As someone who avidly uses social media for personal, academic, and professional communications as well as for informational purposes, I believe that having welcoming, safe, and constructive dialogue platforms is paramount to having fruitful conversations. Trolls, bots, and others who post toxic speech on platforms such as Facebook and Twitter not only undermine this culture of constructive dialogue but also cause harm on a personal level by triggering depression and self-harm, in severe cases.

My model consisted of the following general pipeline: loading a piece of text, turning that text into a numerical vector using a vectorizer, running the vector through a classifier algorithm, and determining if the text was toxic, severely toxic, identity attacking, insulting, threatening, obscene, or any combination thereof.

In my experiment, I tried the support vector machine (SVM) and Naive Bayes algorithms. Within SVMs, I tried the linear, RBF, sigmoid, and polynomial kernels. I also tried different vectorizers: the TFIDF vectorizer, the hashing vectorizer, the count vectorizer, and custom feature engineering, all in Python using scikit-learn. To train my models, I used textual data from the Kaggle Perspective API Challenge, which contained strings of text along with their binary labels for the six bullying categories in question. To compare the performance of these algorithm-vectorizer combinations, I measured each combination’s runtime, accuracy, and precision, recall, and F1 using both macro- and micro-averages. My results indicated that the SVM with the linear kernel (namely LinearSVC) was the quickest and most accurate; within that, the hashing vectorizer and the TFIDF vectorizer had comparable accuracies.

Taking a closer look, I tried a few variations on the LinearSVC algorithms.

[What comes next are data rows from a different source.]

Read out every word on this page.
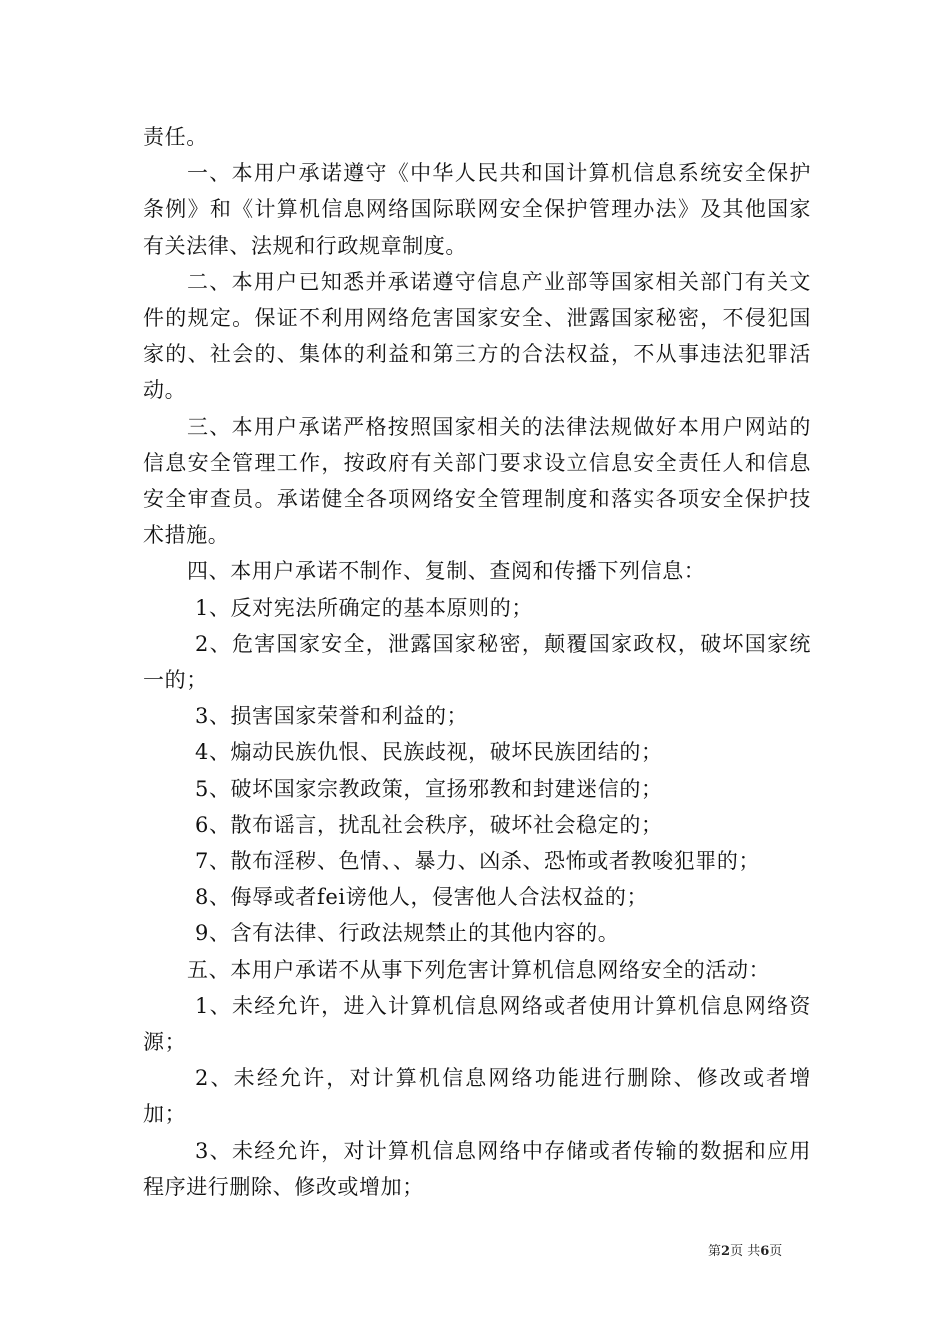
责任。

一、本用户承诺遵守《中华人民共和国计算机信息系统安全保护条例》和《计算机信息网络国际联网安全保护管理办法》及其他国家有关法律、法规和行政规章制度。

二、本用户已知悉并承诺遵守信息产业部等国家相关部门有关文件的规定。保证不利用网络危害国家安全、泄露国家秘密，不侵犯国家的、社会的、集体的利益和第三方的合法权益，不从事违法犯罪活动。

三、本用户承诺严格按照国家相关的法律法规做好本用户网站的信息安全管理工作，按政府有关部门要求设立信息安全责任人和信息安全审查员。承诺健全各项网络安全管理制度和落实各项安全保护技术措施。

四、本用户承诺不制作、复制、查阅和传播下列信息：

1、反对宪法所确定的基本原则的；

2、危害国家安全，泄露国家秘密，颠覆国家政权，破坏国家统一的；

3、损害国家荣誉和利益的；

4、煽动民族仇恨、民族歧视，破坏民族团结的；

5、破坏国家宗教政策，宣扬邪教和封建迷信的；

6、散布谣言，扰乱社会秩序，破坏社会稳定的；

7、散布淫秽、色情、、暴力、凶杀、恐怖或者教唆犯罪的；

8、侮辱或者fei谤他人，侵害他人合法权益的；

9、含有法律、行政法规禁止的其他内容的。

五、本用户承诺不从事下列危害计算机信息网络安全的活动：

1、未经允许，进入计算机信息网络或者使用计算机信息网络资源；

2、未经允许，对计算机信息网络功能进行删除、修改或者增加；

3、未经允许，对计算机信息网络中存储或者传输的数据和应用程序进行删除、修改或增加；

第2页 共6页
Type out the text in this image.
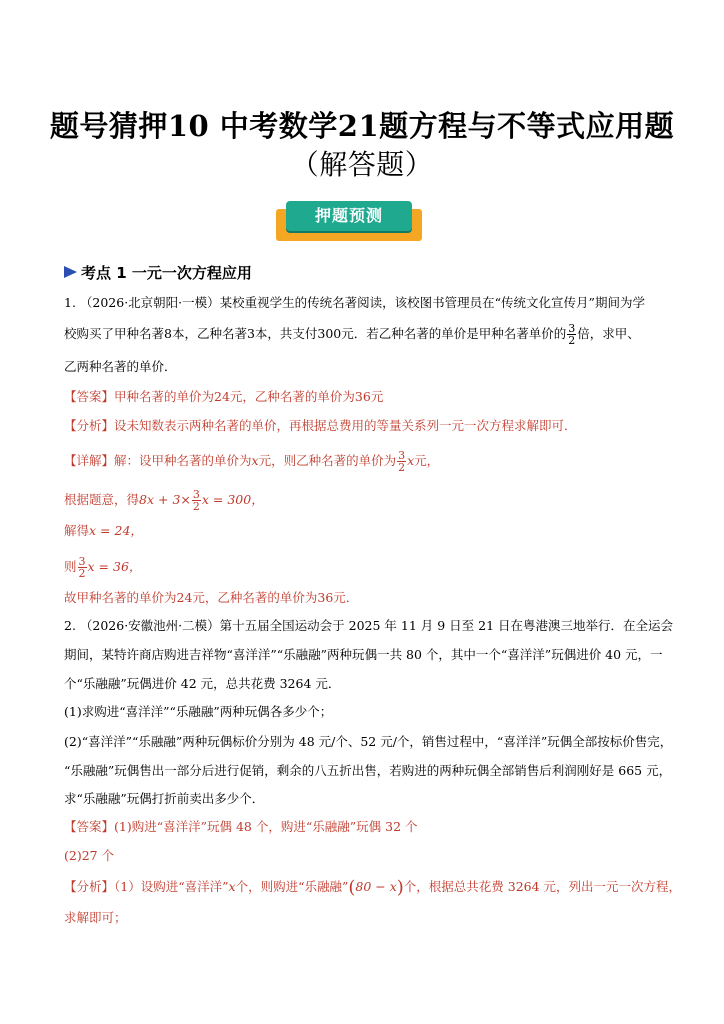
题号猜押10 中考数学21题方程与不等式应用题
（解答题）
押题预测
考点 1 一元一次方程应用
1. （2026·北京朝阳·一模）某校重视学生的传统名著阅读，该校图书管理员在“传统文化宣传月”期间为学
校购买了甲种名著8本，乙种名著3本，共支付300元．若乙种名著的单价是甲种名著单价的 $\frac{3}{2}$ 倍，求甲、
乙两种名著的单价．
【答案】甲种名著的单价为24元，乙种名著的单价为36元
【分析】设未知数表示两种名著的单价，再根据总费用的等量关系列一元一次方程求解即可．
【详解】解：设甲种名著的单价为x元，则乙种名著的单价为 $\frac{3}{2}$ x元，
根据题意，得$8x + 3\times \frac{3}{2}$ x = 300，
解得x = 24，
则 $\frac{3}{2}$ x = 36，
故甲种名著的单价为24元，乙种名著的单价为36元．
2. （2026·安徽池州·二模）第十五届全国运动会于 2025 年 11 月 9 日至 21 日在粤港澳三地举行．在全运会
期间，某特许商店购进吉祥物“喜洋洋”“乐融融”两种玩偶一共 80 个，其中一个“喜洋洋”玩偶进价 40 元，一
个“乐融融”玩偶进价 42 元，总共花费 3264 元．
(1)求购进“喜洋洋”“乐融融”两种玩偶各多少个；
(2)“喜洋洋”“乐融融”两种玩偶标价分别为 48 元/个、52 元/个，销售过程中，“喜洋洋”玩偶全部按标价售完，
“乐融融”玩偶售出一部分后进行促销，剩余的八五折出售，若购进的两种玩偶全部销售后利润刚好是 665 元，
求“乐融融”玩偶打折前卖出多少个．
【答案】(1)购进“喜洋洋”玩偶 48 个，购进“乐融融”玩偶 32 个
(2)27 个
【分析】（1）设购进“喜洋洋”x个，则购进“乐融融”(80 − x)个，根据总共花费 3264 元，列出一元一次方程，
求解即可；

In addition to the default hashing and TFIDF vectorizers, I tuned the hashing vectorizer parameters to include a Euclidean normalization and tuned the TFIDF vectorizer to eliminate lowercase letter processing and include a sublinear term frequency modifier.

A closer look at Karina’s experiment results

The default hashing vectorizer and the modified TFIDF had similar accuracies, but hashing had a higher precision, while TFIDF had a higher recall. As recall measures the proportion of toxic texts that were recognized by the classifier, I determined that it was more important in this case. Between falsely flagging a clean piece of text and letting a toxic comment slip, the latter is much more dangerous. Therefore, I concluded that the modified TFIDF vectorizer with the LinearSVC classifier was optimal. Using the aforementioned pipeline, I diagrammed my final model.

In sum, the Kaggle training data is first fed into the vectorizer, and the vectorized data and labels are fed into the LinearSVC. Now, with the trained vectorizer and trained classifier, I could pass in a piece of text, vectorize it, and classify it. Watch a snapshot of the classifier in action below.

Humanly text classification demo

Now that I have a basic classifier, I hope to extend and improve my model. First, I hope to try some deeper learning methods such as LSTMs and convolutional neural networks. I also hope to try some more complex vectorizers such as GloVe, Mittens, and Word2Vec.

Ultimately, I would like to integrate my classifier in real-time on common social media platforms such as Facebook and Twitter to make the internet a safer and more welcoming space.

About Karina

Karina Halevy is a Los Altos High School junior, a Stanford AI4ALL 2016 alumna, and the founder of LingHacks — the world’s first high school computational linguistics conference and hackathon. Fusing her fluency in five languages and her penchant for math, she was drawn to computational linguistics at Stanford AI4ALL, when she created a classifier that connected people to resources during natural disasters. Karina also enjoys math modeling, piano, ballet, and scientific and policy research.